Kordula is a non-family asteroid of the main belt's background population when applying the hierarchical clustering method to its proper orbital elements. It is located in the orbital region of the Cybele asteroids. The Cybeles are the last outpost of the extended asteroid belt, already located beyond the Hecuba gap. It orbits the Sun in the outermost asteroid belt at a distance of 2.8–3.9 AU once every 6 years and 2 months (2,255 days; semi-major axis of 3.37 AU). Its orbit has an eccentricity of 0.17 and an inclination of 6° with respect to the ecliptic.
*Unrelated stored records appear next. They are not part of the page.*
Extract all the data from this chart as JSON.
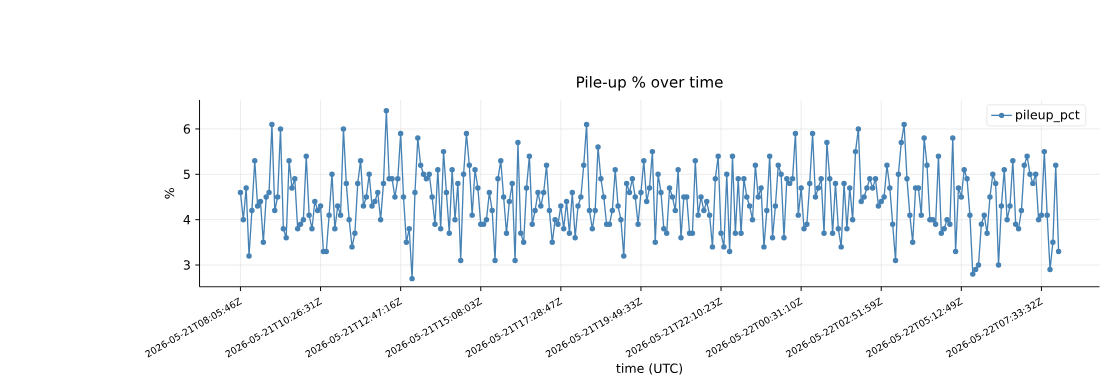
{
  "chart_data": {
    "type": "line",
    "title": "Pile-up % over time",
    "xlabel": "time (UTC)",
    "ylabel": "%",
    "categories": [
      "2026-05-21T08:05:46Z",
      null,
      null,
      null,
      null,
      null,
      null,
      null,
      null,
      null,
      null,
      null,
      null,
      null,
      null,
      null,
      null,
      null,
      null,
      null,
      null,
      null,
      null,
      null,
      null,
      null,
      null,
      null,
      "2026-05-21T10:26:31Z",
      null,
      null,
      null,
      null,
      null,
      null,
      null,
      null,
      null,
      null,
      null,
      null,
      null,
      null,
      null,
      null,
      null,
      null,
      null,
      null,
      null,
      null,
      null,
      null,
      null,
      null,
      null,
      "2026-05-21T12:47:16Z",
      null,
      null,
      null,
      null,
      null,
      null,
      null,
      null,
      null,
      null,
      null,
      null,
      null,
      null,
      null,
      null,
      null,
      null,
      null,
      null,
      null,
      null,
      null,
      null,
      null,
      null,
      null,
      "2026-05-21T15:08:03Z",
      null,
      null,
      null,
      null,
      null,
      null,
      null,
      null,
      null,
      null,
      null,
      null,
      null,
      null,
      null,
      null,
      null,
      null,
      null,
      null,
      null,
      null,
      null,
      null,
      null,
      null,
      null,
      "2026-05-21T17:28:47Z",
      null,
      null,
      null,
      null,
      null,
      null,
      null,
      null,
      null,
      null,
      null,
      null,
      null,
      null,
      null,
      null,
      null,
      null,
      null,
      null,
      null,
      null,
      null,
      null,
      null,
      null,
      null,
      "2026-05-21T19:49:33Z",
      null,
      null,
      null,
      null,
      null,
      null,
      null,
      null,
      null,
      null,
      null,
      null,
      null,
      null,
      null,
      null,
      null,
      null,
      null,
      null,
      null,
      null,
      null,
      null,
      null,
      null,
      null,
      "2026-05-21T22:10:23Z",
      null,
      null,
      null,
      null,
      null,
      null,
      null,
      null,
      null,
      null,
      null,
      null,
      null,
      null,
      null,
      null,
      null,
      null,
      null,
      null,
      null,
      null,
      null,
      null,
      null,
      null,
      null,
      "2026-05-22T00:31:10Z",
      null,
      null,
      null,
      null,
      null,
      null,
      null,
      null,
      null,
      null,
      null,
      null,
      null,
      null,
      null,
      null,
      null,
      null,
      null,
      null,
      null,
      null,
      null,
      null,
      null,
      null,
      null,
      "2026-05-22T02:51:59Z",
      null,
      null,
      null,
      null,
      null,
      null,
      null,
      null,
      null,
      null,
      null,
      null,
      null,
      null,
      null,
      null,
      null,
      null,
      null,
      null,
      null,
      null,
      null,
      null,
      null,
      null,
      null,
      "2026-05-22T05:12:49Z",
      null,
      null,
      null,
      null,
      null,
      null,
      null,
      null,
      null,
      null,
      null,
      null,
      null,
      null,
      null,
      null,
      null,
      null,
      null,
      null,
      null,
      null,
      null,
      null,
      null,
      null,
      null,
      "2026-05-22T07:33:32Z",
      null,
      null,
      null,
      null,
      null,
      null
    ],
    "series": [
      {
        "name": "pileup_pct",
        "color": "#4682b4",
        "values": [
          4.6,
          4.0,
          4.7,
          3.2,
          4.2,
          5.3,
          4.3,
          4.4,
          3.5,
          4.5,
          4.6,
          6.1,
          4.2,
          4.5,
          6.0,
          3.8,
          3.6,
          5.3,
          4.7,
          4.9,
          3.8,
          3.9,
          4.0,
          5.4,
          4.1,
          3.8,
          4.4,
          4.2,
          4.3,
          3.3,
          3.3,
          4.1,
          5.0,
          3.8,
          4.3,
          4.1,
          6.0,
          4.8,
          4.0,
          3.4,
          3.7,
          4.8,
          5.3,
          4.3,
          4.5,
          5.0,
          4.3,
          4.4,
          4.6,
          4.0,
          4.8,
          6.4,
          4.9,
          4.9,
          4.5,
          4.9,
          5.9,
          4.5,
          3.5,
          3.8,
          2.7,
          4.6,
          5.8,
          5.2,
          5.0,
          4.9,
          5.0,
          4.5,
          3.9,
          5.1,
          3.8,
          5.5,
          4.6,
          3.7,
          5.1,
          4.0,
          4.8,
          3.1,
          5.0,
          5.9,
          5.2,
          4.1,
          5.1,
          4.7,
          3.9,
          3.9,
          4.0,
          4.6,
          4.2,
          3.1,
          4.9,
          5.3,
          4.5,
          3.7,
          4.4,
          4.8,
          3.1,
          5.7,
          3.7,
          3.5,
          4.7,
          5.4,
          3.9,
          4.2,
          4.6,
          4.3,
          4.6,
          5.2,
          4.2,
          3.5,
          4.0,
          3.9,
          4.3,
          3.8,
          4.4,
          3.7,
          4.6,
          3.6,
          4.3,
          4.5,
          5.2,
          6.1,
          4.2,
          3.8,
          4.2,
          5.6,
          4.9,
          4.5,
          3.9,
          3.9,
          4.2,
          5.1,
          4.3,
          4.0,
          3.2,
          4.8,
          4.6,
          4.9,
          4.5,
          3.9,
          4.6,
          5.3,
          4.4,
          4.7,
          5.5,
          3.5,
          5.0,
          4.6,
          3.8,
          3.7,
          4.7,
          4.5,
          4.2,
          5.1,
          3.6,
          4.5,
          4.5,
          3.7,
          3.7,
          5.3,
          4.1,
          4.5,
          4.2,
          4.4,
          4.1,
          3.4,
          4.9,
          5.4,
          3.7,
          3.4,
          5.0,
          3.3,
          5.4,
          3.7,
          4.9,
          3.7,
          4.9,
          4.5,
          4.3,
          4.0,
          5.2,
          4.5,
          4.7,
          3.4,
          4.2,
          5.4,
          3.6,
          4.3,
          5.2,
          5.0,
          3.6,
          4.9,
          4.8,
          4.9,
          5.9,
          4.1,
          4.7,
          3.8,
          3.9,
          4.8,
          5.9,
          4.5,
          4.7,
          4.9,
          3.7,
          5.7,
          4.9,
          3.7,
          4.8,
          3.8,
          3.4,
          4.8,
          3.8,
          4.7,
          4.0,
          5.5,
          6.0,
          4.4,
          4.5,
          4.7,
          4.9,
          4.7,
          4.9,
          4.3,
          4.4,
          4.5,
          5.2,
          4.7,
          3.9,
          3.1,
          5.0,
          5.7,
          6.1,
          4.9,
          4.1,
          3.5,
          4.7,
          4.7,
          4.1,
          5.8,
          5.2,
          4.0,
          4.0,
          3.9,
          5.4,
          3.7,
          3.8,
          4.0,
          3.9,
          5.8,
          3.3,
          4.7,
          4.5,
          5.1,
          4.9,
          4.1,
          2.8,
          2.9,
          3.0,
          3.9,
          4.1,
          3.7,
          4.5,
          5.0,
          4.8,
          3.0,
          4.3,
          5.1,
          4.0,
          4.3,
          5.3,
          3.9,
          3.8,
          4.2,
          5.2,
          5.4,
          5.0,
          4.8,
          5.0,
          4.0,
          4.1,
          5.5,
          4.1,
          2.9,
          3.5,
          5.2,
          3.3
        ]
      }
    ],
    "ylim": [
      2.52,
      6.64
    ],
    "yticks": [
      3,
      4,
      5,
      6
    ],
    "grid": true,
    "legend": "top right",
    "marker": "circle"
  }
}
The body's observation arc begins at Heidelberg Observatory on 11 October 1920, the night after its official discovery observation.

== Naming ==

This minor planet was named "Kordula", after a female name picked from the Lahrer Hinkender Bote, published in Lahr, southern Germany. A Hinkender Bote (lit. "limping messenger") was a very popular almanac, especially in the alemannic-speaking region from the late 17th throughout the early 20th century. The calendar section contains feast days, the dates of important fairs and astronomical ephemerides. The calendar contains a German name day analogue for the respective catholic and protestant feast-days (entry not found). "Kordula" derives from Cordula and may refer to Saint Cordula.

=== Reinmuth's calendar names ===

As with 22 other asteroids – starting with 913 Otila, and ending with 1144 Oda – Reinmuth selected names from this calendar due to his many asteroid discoveries that he had trouble thinking of proper names. These names are not related to the discoverer's contemporaries. Lutz Schmadel, the author of the Dictionary of Minor Planet Names learned about Reinmuth's source of inspiration from private communications with Dutch astronomer Ingrid van Houten-Groeneveld, who worked as a young astronomer at Heidelberg.

== Physical characteristics ==

In the Tholen classification, Kordula is closest to an F-type asteroid, and somewhat similar to that to a common carbonaceous C-type asteroid.

=== Rotation period ===

In October 1999, a rotational lightcurve of Kordula was obtained from photometric observations by Vincenzo Zappalà and his Italian colleagues. Lightcurve analysis gave a well-defined rotation period of 15.57 hours with a brightness amplitude of 0.36 magnitude (U=3).

=== Diameter and albedo ===

According to the surveys carried out by the NEOWISE mission of NASA's Wide-field Infrared Survey Explorer (WISE), the Infrared Astronomical Satellite IRAS, and the Japanese Akari satellite, Kordula measures (79.852±0.504), (87.21±2.6) and (87.65±1.50) kilometers in diameter, and its surface has an albedo of (0.041±0.009), (0.0352±0.002) and (0.035±0.002), respectively.

Further published mean-diameters and albedos by the WISE team include (77.941±26.705 km), (87.10±25.52 km), (87.29±33.02 km), and (93.192±1.325 km) with corresponding albedos of (0.044±0.024), (0.04±0.03), (0.04±0.03), and (0.0308±0.0066). The Collaborative Asteroid Lightcurve Link adopts the results from IRAS, that is, an albedo of 0.0352 and a diameter of 87.21 km based on an absolute magnitude of 9.55.